ShadowsMV writes "Three technology students finishing up their degrees at the DuPage Campus of DeVry University spent a term designing and building one of the most nifty flight simulators yet. Named the Sim Icarus Flight Deck, it accurately recreates the primary flight accessory controls of the Boeing 777, and interfaces directly with Microsoft Flight Simulator 2004. They have tons of pictures and lists of everything you need! Previous flight decks featured on slashdot include An awesome homebuilt and wideview with 13 Monitors And 9 PCs."

4 of 254 comments (clear)

  1. I was Building a 757 and gave up lack of $. by BrianHursey · · Score: 5, Interesting

    I reserched for a year I wanted to build one. I even got the software woking with 6 computers. But after the evaluation of the cost of building the quality sim that I wanted I concluded that it would coust me about 10-15 thosand dollers.

    --
    Linux is like a teepee. It has no windows, no gates, and there's an Apache inside.
  2. Manufacturing ? by cyberfunk2 · · Score: 4, Interesting

    I'm glad this got posted.. now hopefully some enterprising company will hire these guys. It looks like they did a real good job of something pretty hard, skunkworks style.

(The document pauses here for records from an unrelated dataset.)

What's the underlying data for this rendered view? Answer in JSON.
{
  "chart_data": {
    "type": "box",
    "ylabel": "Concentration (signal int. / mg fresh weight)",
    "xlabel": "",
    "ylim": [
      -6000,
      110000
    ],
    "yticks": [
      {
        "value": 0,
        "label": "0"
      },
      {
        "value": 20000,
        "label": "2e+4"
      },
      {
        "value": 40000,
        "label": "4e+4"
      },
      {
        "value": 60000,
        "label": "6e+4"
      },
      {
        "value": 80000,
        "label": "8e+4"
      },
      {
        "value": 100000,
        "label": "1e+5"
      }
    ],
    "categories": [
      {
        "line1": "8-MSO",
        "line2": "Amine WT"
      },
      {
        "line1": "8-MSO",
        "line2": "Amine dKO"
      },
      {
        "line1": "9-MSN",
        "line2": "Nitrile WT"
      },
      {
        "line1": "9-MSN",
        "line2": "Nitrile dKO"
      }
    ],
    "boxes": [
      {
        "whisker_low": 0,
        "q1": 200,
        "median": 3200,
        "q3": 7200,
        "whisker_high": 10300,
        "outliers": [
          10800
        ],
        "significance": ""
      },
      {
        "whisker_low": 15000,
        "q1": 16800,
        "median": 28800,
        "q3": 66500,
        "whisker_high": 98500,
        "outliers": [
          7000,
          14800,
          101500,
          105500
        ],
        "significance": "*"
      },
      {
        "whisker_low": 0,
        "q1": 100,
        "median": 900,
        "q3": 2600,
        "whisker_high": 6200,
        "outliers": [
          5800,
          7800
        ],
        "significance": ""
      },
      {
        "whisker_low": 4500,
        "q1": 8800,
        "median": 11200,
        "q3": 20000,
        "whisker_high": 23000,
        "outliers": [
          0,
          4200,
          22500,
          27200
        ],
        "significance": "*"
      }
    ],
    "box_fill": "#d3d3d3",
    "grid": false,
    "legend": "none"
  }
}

    If I was an employer I'd wanna have them working for me.

  3. 3D idea for this setup by boomgopher · · Score: 5, Interesting

    You know what would be cool is to:

    Rig up a dual projector setup in front of this sim
    Have the projected images overlap one another
    Place a polarizing filter over each projector
    Adjust each filter to be 90 degrees out of phase with the other

    Slap on some cheap 3D glasses, and tada, 3D flight simulator.

    (I think) Anyone know if this would this work? I've always wanted to try this.

    --
    Your hybrid is not saving the environment. Its purpose is to make you feel good about buying something.
    1. Re:3D idea for this setup by Rolker · · Score: 3, Interesting

      This setup does work. We have such a system at work so we can show stereo stuff to a large audience with cheap polarized glasses. (Instead of more expensive LCD glasses).

      The trick is to have a videocard that supports clone mode stereo, such as a Quadro card, and software that supports stereo.